Greed? The UAW has extorted enough money from the automakers and their workers to be able to pay strikers for months and months to not work and not worry about it. I’d love to know how much is in the UAW coffers.
Not to mention there are plenty of employees in other fields who work way more physical labor for more hours a day (twelve) and don’t get retirement benefits or the many other benefits the autoworkers get (and the ones they were offered), have to deal with seasonal unemployment, etc. including people who are single parents without the help of the other parent in the children’s lives. If UAW employees want upper-management pay, they should become upper-management employees.

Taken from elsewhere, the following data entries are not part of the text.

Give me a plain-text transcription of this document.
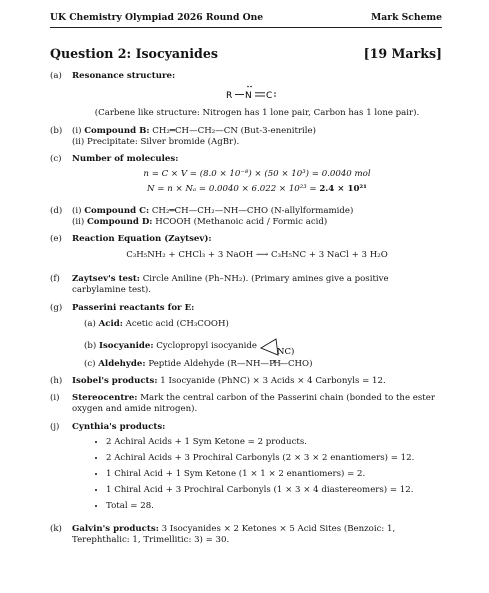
UK Chemistry Olympiad 2026 Round One	Mark Scheme
Question 2: Isocyanides	[19 Marks]
(a)	Resonance structure:
R N C
(Carbene like structure: Nitrogen has 1 lone pair, Carbon has 1 lone pair).
(b)	(i) Compound B: CH₂═CH—CH₂—CN (But-3-enenitrile)
(ii) Precipitate: Silver bromide (AgBr).
(c)	Number of molecules:
n = C × V = (8.0 × 10⁻⁸) × (50 × 10³) = 0.0040 mol
N = n × Nₐ = 0.0040 × 6.022 × 10²³ = 2.4 × 10²¹
(d)	(i) Compound C: CH₂═CH—CH₂—NH—CHO (N-allylformamide)
(ii) Compound D: HCOOH (Methanoic acid / Formic acid)
(e)	Reaction Equation (Zaytsev):
C₃H₅NH₂ + CHCl₃ + 3 NaOH ⟶ C₃H₅NC + 3 NaCl + 3 H₂O
(f)	Zaytsev's test: Circle Aniline (Ph–NH₂). (Primary amines give a positive carbylamine test).
(g)	Passerini reactants for E:
(a) Acid: Acetic acid (CH₃COOH)
(b)
Isocyanide:
Cyclopropyl isocyanide
NC )
(c) Aldehyde: Peptide Aldehyde (R—NH—PH—CHO)
(h)	Isobel's products: 1 Isocyanide (PhNC) × 3 Acids × 4 Carbonyls = 12.
(i)	Stereocentre: Mark the central carbon of the Passerini chain (bonded to the ester oxygen and amide nitrogen).
(j)	Cynthia's products:
• 2 Achiral Acids + 1 Sym Ketone = 2 products.
• 2 Achiral Acids + 3 Prochiral Carbonyls (2 × 3 × 2 enantiomers) = 12.
• 1 Chiral Acid + 1 Sym Ketone (1 × 1 × 2 enantiomers) = 2.
• 1 Chiral Acid + 3 Prochiral Carbonyls (1 × 3 × 4 diastereomers) = 12.
• Total = 28.
(k)	Galvin's products: 3 Isocyanides × 2 Ketones × 5 Acid Sites (Benzoic: 1, Terephthalic: 1, Trimellitic: 3) = 30.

Sounds like they think CEOs don’t do anything but eat bon-bons when they’re this jealous of other people’s jobs and abilities. And they don’t understand the money is being put into the EVs the government is forcing upon everyone, among other things. UAW are greedy, led by a greedy narcissist out to make a name for himself.
gm, Ford and the UAW have nobody but themselves to blame for the EV mandates. The UAW always supports the person with the “-D” behind their names, and the execs are no better. gm and Ford management have been kissing Bidnen’s and Newsome’s behind realizing that clueless, woke, virtue signaling career politicians like these are what is destroying American industry.
@Greed Shawn can come out of this strike looking like a hero or a zero.
850 million.
In this country the UAW has the right to strike for whatever they want and for as long as they want without outside interference (government). Likewise, the automakers have the right to hold out as long as they want to as well for what want. That’s the basic definition of collective bargaining. It’s a delicate balancing act because the union holds the better short game cards but company has better long game cards. As long as national security interests are not harmed, everyone else should stand down and mind their own business.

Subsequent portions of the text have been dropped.